Not long ago, reports that Spanish telecom giant Telefónica was moving a big chunk of its business from Madrid to London would have been a shock for locals. With its imposing headquarters in the country’s capital, the former state-owned phone monopoly has been a major employer — and at times a source of pride as it joined the charge of other Spanish firms to expand globally in recent years.
But while Spain’s economy takes a battering during the EU’s debt crisis, Telefónica — the eurozone’s largest telecoms operator by market value — has been facing tough times. Domestic sales have been slumping, and earlier this year it slashed headcount at its Spanish unit, which is now being rolled into a European division.
Still, the company’s announcement in early September that it is launching a major digital unit in London has raised some eyebrows. “It’s a little bit nerve-wracking for Spain if its largest company is relocating centers of decision making, and high-paying jobs are going to go with them,” says Mauro Guillen, a Wharton management professor and director of the Lauder Institute. “It’s not a good omen.”
Is this the beginning of a wider trend of companies — not only in Spain, but across Europe — uprooting their businesses in response to pressures at home? Guillen says that remains to be seen.
There are some motivating factors for these kinds of moves, though. For example, on the heels of new banking reforms announced in the U.K. this month, there is talk once again — though denied by its executives — of HSBC moving its headquarters from London back to Hong Kong, where it had been founded in 1865.
Other factors making EU countries seem inhospitable for business include austerity measures that are dampening local consumption, as well as the prospect of policy makers hiking corporate taxes to plug holes in their public finances. Ireland, for one, has been coming under heavy pressure from other EU members, which accuse it of competing unfairly for foreign direct investment with its low tax rate of 12.5% — about half the regional average.
What about sovereign risk? “Companies can borrow more cheaply if they are German as opposed to Spanish, Italian or Greek. Under the current circumstances, this is becoming very important,” notes Guillen. “I don’t think this is the motivation behind [Telefónica’s] move, but it could be in the future. Then you get into a situation in which companies are essentially arbitraging across borders to get better deals with their financing.”
In Telefónica’s case, a shift outside Spain had already begun before the financial crisis, including its acquisition in 2006 of U.K. mobile operator O2. The company’s new corporate structure placing its digital division in London is one step of several to help it expand in ways that it never could in Spain.

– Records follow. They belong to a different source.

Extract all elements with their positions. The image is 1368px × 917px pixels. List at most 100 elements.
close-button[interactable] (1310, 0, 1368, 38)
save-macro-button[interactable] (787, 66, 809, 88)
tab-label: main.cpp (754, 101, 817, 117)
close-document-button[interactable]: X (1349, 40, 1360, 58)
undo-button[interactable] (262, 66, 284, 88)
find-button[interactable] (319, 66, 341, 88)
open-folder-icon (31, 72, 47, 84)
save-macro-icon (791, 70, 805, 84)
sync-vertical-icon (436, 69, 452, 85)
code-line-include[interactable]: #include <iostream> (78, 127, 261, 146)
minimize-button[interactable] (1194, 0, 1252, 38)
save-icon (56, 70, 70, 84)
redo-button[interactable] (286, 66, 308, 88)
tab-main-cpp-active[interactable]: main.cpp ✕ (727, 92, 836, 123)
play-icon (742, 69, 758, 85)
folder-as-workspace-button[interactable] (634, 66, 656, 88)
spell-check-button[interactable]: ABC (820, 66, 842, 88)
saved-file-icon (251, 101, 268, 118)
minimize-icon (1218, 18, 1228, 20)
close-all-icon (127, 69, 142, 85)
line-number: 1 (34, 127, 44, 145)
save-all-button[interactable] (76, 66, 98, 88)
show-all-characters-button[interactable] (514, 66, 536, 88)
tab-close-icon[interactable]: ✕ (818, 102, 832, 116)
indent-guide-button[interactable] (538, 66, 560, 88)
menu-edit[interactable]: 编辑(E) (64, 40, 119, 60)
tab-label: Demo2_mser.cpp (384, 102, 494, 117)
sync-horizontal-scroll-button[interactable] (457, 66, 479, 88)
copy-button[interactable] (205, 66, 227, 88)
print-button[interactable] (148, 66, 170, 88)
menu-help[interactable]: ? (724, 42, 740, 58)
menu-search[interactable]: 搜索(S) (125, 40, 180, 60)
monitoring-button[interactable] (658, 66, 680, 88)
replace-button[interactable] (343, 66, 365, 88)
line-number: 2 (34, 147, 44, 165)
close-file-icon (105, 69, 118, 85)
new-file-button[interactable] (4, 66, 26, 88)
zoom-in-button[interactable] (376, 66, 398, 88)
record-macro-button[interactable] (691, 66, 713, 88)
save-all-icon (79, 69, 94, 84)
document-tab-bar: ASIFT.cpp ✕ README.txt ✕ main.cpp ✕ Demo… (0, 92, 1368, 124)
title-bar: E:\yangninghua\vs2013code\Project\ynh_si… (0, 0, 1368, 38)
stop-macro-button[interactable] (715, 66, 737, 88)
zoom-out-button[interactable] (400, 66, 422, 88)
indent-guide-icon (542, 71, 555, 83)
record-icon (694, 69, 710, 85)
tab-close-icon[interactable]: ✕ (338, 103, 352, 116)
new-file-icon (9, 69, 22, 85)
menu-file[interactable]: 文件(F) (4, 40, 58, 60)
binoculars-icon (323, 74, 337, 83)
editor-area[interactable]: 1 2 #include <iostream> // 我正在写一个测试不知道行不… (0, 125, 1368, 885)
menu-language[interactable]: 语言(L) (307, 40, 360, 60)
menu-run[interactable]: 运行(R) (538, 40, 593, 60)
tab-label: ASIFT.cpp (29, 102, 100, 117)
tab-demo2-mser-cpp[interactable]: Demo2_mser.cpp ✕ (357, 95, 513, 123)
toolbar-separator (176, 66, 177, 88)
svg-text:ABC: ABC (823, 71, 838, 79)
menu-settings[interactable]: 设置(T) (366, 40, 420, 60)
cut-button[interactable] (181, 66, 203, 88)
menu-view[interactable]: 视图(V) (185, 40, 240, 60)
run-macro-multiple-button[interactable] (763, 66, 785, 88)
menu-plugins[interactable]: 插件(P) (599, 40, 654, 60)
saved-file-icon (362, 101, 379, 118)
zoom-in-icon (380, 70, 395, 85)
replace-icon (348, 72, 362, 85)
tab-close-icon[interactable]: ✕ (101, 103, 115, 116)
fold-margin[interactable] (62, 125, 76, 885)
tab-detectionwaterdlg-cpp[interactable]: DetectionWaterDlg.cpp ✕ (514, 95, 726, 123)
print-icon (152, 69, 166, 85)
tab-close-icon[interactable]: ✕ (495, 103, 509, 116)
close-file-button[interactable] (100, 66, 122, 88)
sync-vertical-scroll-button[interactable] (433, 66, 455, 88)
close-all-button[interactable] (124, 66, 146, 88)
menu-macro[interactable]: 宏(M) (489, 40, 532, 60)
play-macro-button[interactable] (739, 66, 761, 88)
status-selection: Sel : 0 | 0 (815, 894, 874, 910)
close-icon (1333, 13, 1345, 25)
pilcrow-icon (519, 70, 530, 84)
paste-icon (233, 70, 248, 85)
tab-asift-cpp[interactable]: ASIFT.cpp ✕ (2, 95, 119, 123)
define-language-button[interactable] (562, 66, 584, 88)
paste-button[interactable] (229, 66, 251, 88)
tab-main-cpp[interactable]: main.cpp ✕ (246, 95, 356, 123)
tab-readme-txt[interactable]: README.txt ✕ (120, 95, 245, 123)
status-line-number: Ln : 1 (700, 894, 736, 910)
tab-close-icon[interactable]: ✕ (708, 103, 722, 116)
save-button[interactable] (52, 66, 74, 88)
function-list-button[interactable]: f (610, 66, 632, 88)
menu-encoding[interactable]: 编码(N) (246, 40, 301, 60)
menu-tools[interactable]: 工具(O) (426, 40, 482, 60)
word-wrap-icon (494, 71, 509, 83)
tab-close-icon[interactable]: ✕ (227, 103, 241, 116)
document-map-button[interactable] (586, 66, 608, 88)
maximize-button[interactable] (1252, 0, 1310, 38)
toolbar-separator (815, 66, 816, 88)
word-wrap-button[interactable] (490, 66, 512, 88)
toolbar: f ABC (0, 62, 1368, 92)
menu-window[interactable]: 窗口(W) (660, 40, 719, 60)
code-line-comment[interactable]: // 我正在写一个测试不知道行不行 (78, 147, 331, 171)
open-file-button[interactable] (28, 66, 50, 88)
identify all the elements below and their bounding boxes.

Further down the road — in, say, 10 years — the EU could be more integrated, and national boundaries will not matter as much as they do today, according to Guillen. On the other hand, he adds, “the European project [could fall] apart, and then it could become a very controversial thing” for companies to play one EU country against another.

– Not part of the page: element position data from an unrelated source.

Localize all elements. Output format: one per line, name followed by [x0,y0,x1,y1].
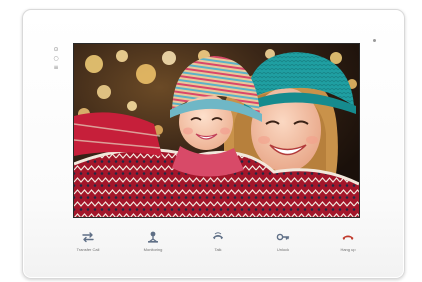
talk-button[interactable]: Talk [193,230,243,262]
product-image: ⊙ ○ ≡ Transfer Call Monitoring Talk Unlo… [0,0,422,282]
talk-icon [213,232,223,240]
control-button-row: Transfer Call Monitoring Talk Unlock Han… [63,230,373,262]
transfer-call-label: Transfer Call [76,247,100,252]
hang-up-icon [342,235,354,240]
hang-up-button[interactable]: Hang up [323,230,373,262]
unlock-icon [276,233,290,241]
power-indicator-icon: ⊙ [53,46,59,53]
hang-up-label: Hang up [340,247,356,252]
unlock-label: Unlock [276,247,290,252]
unlock-button[interactable]: Unlock [258,230,308,262]
monitoring-label: Monitoring [143,247,163,252]
transfer-call-button[interactable]: Transfer Call [63,230,113,262]
video-intercom-monitor: ⊙ ○ ≡ Transfer Call Monitoring Talk Unlo… [22,9,405,279]
message-indicator-icon: ≡ [53,64,59,71]
camera-lens-icon [373,39,376,42]
monitoring-icon [148,231,158,243]
transfer-call-icon [82,232,94,243]
status-indicator-column: ⊙ ○ ≡ [52,47,60,71]
display-screen [74,44,359,217]
screen-photo [74,44,359,217]
talk-label: Talk [214,247,222,252]
mute-indicator-icon: ○ [53,55,59,62]
monitoring-button[interactable]: Monitoring [128,230,178,262]
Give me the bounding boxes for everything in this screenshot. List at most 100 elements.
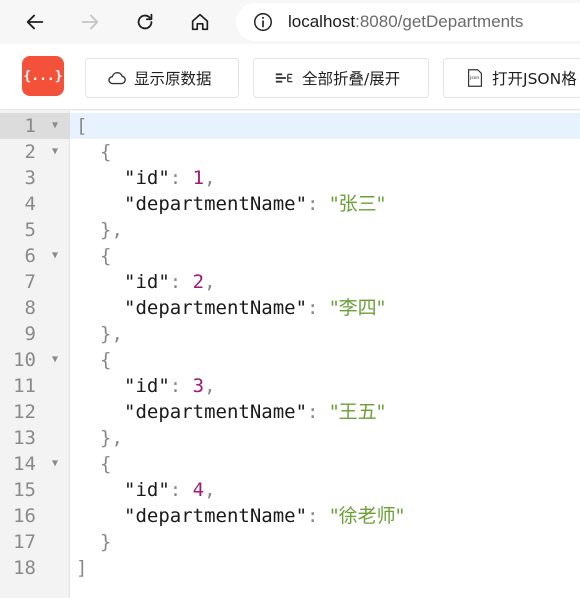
line-number-cell: 4 xyxy=(0,191,70,217)
code-content: "departmentName": "李四" xyxy=(76,295,385,321)
token-punct: : xyxy=(169,167,193,189)
token-punct: , xyxy=(204,479,216,501)
code-line: 1 ▼[ xyxy=(0,113,580,139)
line-number: 18 xyxy=(13,557,36,579)
line-number: 11 xyxy=(13,375,36,397)
line-number-cell: 2 ▼ xyxy=(0,139,70,165)
code-content: "departmentName": "徐老师" xyxy=(76,503,404,529)
token-num: 2 xyxy=(192,271,205,293)
code-content: "departmentName": "张三" xyxy=(76,191,385,217)
line-number: 7 xyxy=(24,271,36,293)
code-line: 14 ▼ { xyxy=(0,451,580,477)
token-punct: }, xyxy=(100,427,123,449)
url-path: :8080/getDepartments xyxy=(355,12,524,31)
line-number: 16 xyxy=(13,505,36,527)
line-number: 2 xyxy=(24,141,36,163)
code-content: { xyxy=(76,451,111,477)
fold-toggle-icon[interactable]: ▼ xyxy=(49,347,61,373)
line-number: 14 xyxy=(13,453,36,475)
token-str: "张三" xyxy=(329,193,386,215)
code-line: 9}, xyxy=(0,321,580,347)
token-num: 4 xyxy=(192,479,205,501)
token-key: "id" xyxy=(124,271,170,293)
line-number-cell: 15 xyxy=(0,477,70,503)
reload-icon xyxy=(137,13,153,30)
address-bar[interactable]: localhost:8080/getDepartments xyxy=(236,3,580,41)
arrow-left-icon xyxy=(26,14,44,30)
line-number: 17 xyxy=(13,531,36,553)
token-punct: { xyxy=(100,453,112,475)
fold-toggle-icon[interactable]: ▼ xyxy=(49,243,61,269)
token-key: "departmentName" xyxy=(124,193,308,215)
token-key: "id" xyxy=(124,479,170,501)
token-key: "id" xyxy=(124,167,170,189)
reload-button[interactable] xyxy=(129,6,161,38)
home-button[interactable] xyxy=(184,6,216,38)
token-str: "王五" xyxy=(329,401,386,423)
json-file-icon: json xyxy=(467,69,483,87)
back-button[interactable] xyxy=(19,6,51,38)
json-viewer-toolbar: {...} 显示原数据 全部折叠/展开 json 打开JSON格 xyxy=(0,44,580,110)
forward-button[interactable] xyxy=(74,6,106,38)
line-number-cell: 9 xyxy=(0,321,70,347)
line-number: 5 xyxy=(24,219,36,241)
json-code-viewer[interactable]: 1 ▼[2 ▼{3 "id": 1, 4 "departmentName": "张三" 5}… xyxy=(0,111,580,598)
token-punct: : xyxy=(307,193,330,215)
browser-toolbar: localhost:8080/getDepartments xyxy=(0,0,580,44)
token-punct: , xyxy=(204,271,216,293)
fold-toggle-icon[interactable]: ▼ xyxy=(49,139,61,165)
line-number-cell: 3 xyxy=(0,165,70,191)
code-content: } xyxy=(76,529,111,555)
line-number: 6 xyxy=(24,245,36,267)
line-number-cell: 1 ▼ xyxy=(0,113,70,139)
json-viewer-logo: {...} xyxy=(22,56,64,96)
line-number-cell: 12 xyxy=(0,399,70,425)
code-content: "id": 2, xyxy=(76,269,216,295)
code-content: { xyxy=(76,347,111,373)
open-json-button[interactable]: json 打开JSON格 xyxy=(443,58,580,98)
code-content: "departmentName": "王五" xyxy=(76,399,385,425)
fold-all-label: 全部折叠/展开 xyxy=(302,70,401,88)
token-punct: }, xyxy=(100,219,123,241)
line-number-cell: 13 xyxy=(0,425,70,451)
code-content: }, xyxy=(76,321,123,347)
url-host: localhost xyxy=(288,12,356,31)
line-number-cell: 8 xyxy=(0,295,70,321)
token-key: "id" xyxy=(124,375,170,397)
token-key: "departmentName" xyxy=(124,505,308,527)
line-number-cell: 17 xyxy=(0,529,70,555)
token-punct: : xyxy=(307,297,330,319)
code-line: 11 "id": 3, xyxy=(0,373,580,399)
code-line: 12 "departmentName": "王五" xyxy=(0,399,580,425)
code-content: { xyxy=(76,243,111,269)
show-raw-label: 显示原数据 xyxy=(134,70,212,88)
line-number-cell: 6 ▼ xyxy=(0,243,70,269)
token-punct: }, xyxy=(100,323,123,345)
code-line: 4 "departmentName": "张三" xyxy=(0,191,580,217)
line-number: 3 xyxy=(24,167,36,189)
token-key: "departmentName" xyxy=(124,401,308,423)
fold-toggle-icon[interactable]: ▼ xyxy=(49,451,61,477)
code-line: 7 "id": 2, xyxy=(0,269,580,295)
line-number-cell: 18 xyxy=(0,555,70,581)
token-punct: , xyxy=(204,375,216,397)
info-icon[interactable] xyxy=(252,11,274,33)
code-content: "id": 3, xyxy=(76,373,216,399)
token-punct: ] xyxy=(76,557,88,579)
line-number-cell: 14 ▼ xyxy=(0,451,70,477)
token-str: "李四" xyxy=(329,297,386,319)
code-content: "id": 1, xyxy=(76,165,216,191)
code-line: 18] xyxy=(0,555,580,581)
arrow-right-icon xyxy=(81,14,99,30)
fold-icon xyxy=(275,73,293,83)
show-raw-button[interactable]: 显示原数据 xyxy=(85,58,239,98)
fold-toggle-icon[interactable]: ▼ xyxy=(49,113,61,139)
code-line: 6 ▼{ xyxy=(0,243,580,269)
token-key: "departmentName" xyxy=(124,297,308,319)
token-str: "徐老师" xyxy=(329,505,405,527)
code-content: [ xyxy=(76,113,87,139)
token-punct: : xyxy=(307,505,330,527)
fold-all-button[interactable]: 全部折叠/展开 xyxy=(253,58,429,98)
code-line: 10 ▼ { xyxy=(0,347,580,373)
token-punct: : xyxy=(169,375,193,397)
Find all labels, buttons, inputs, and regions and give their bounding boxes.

But in the near term, Guillen says there could be reason for optimism as companies in countries like Spain increasingly go global. That includes Telefónica and its new digital division, which will reportedly have up to 2,500 employees. “I don’t have the data, but I have a suspicion that they would be relocating quite a few managers from Spain, and that’s not a bad thing,” he says. “It will be good for those managers, and it would arguably be good for the company because [Telefónica] would have a larger set of managers with international experience.” All told, “there are negative aspects to be sure, but there are also some positive ones. I don’t know what the net effect will be, but we should look at both sides of the balance sheet here.”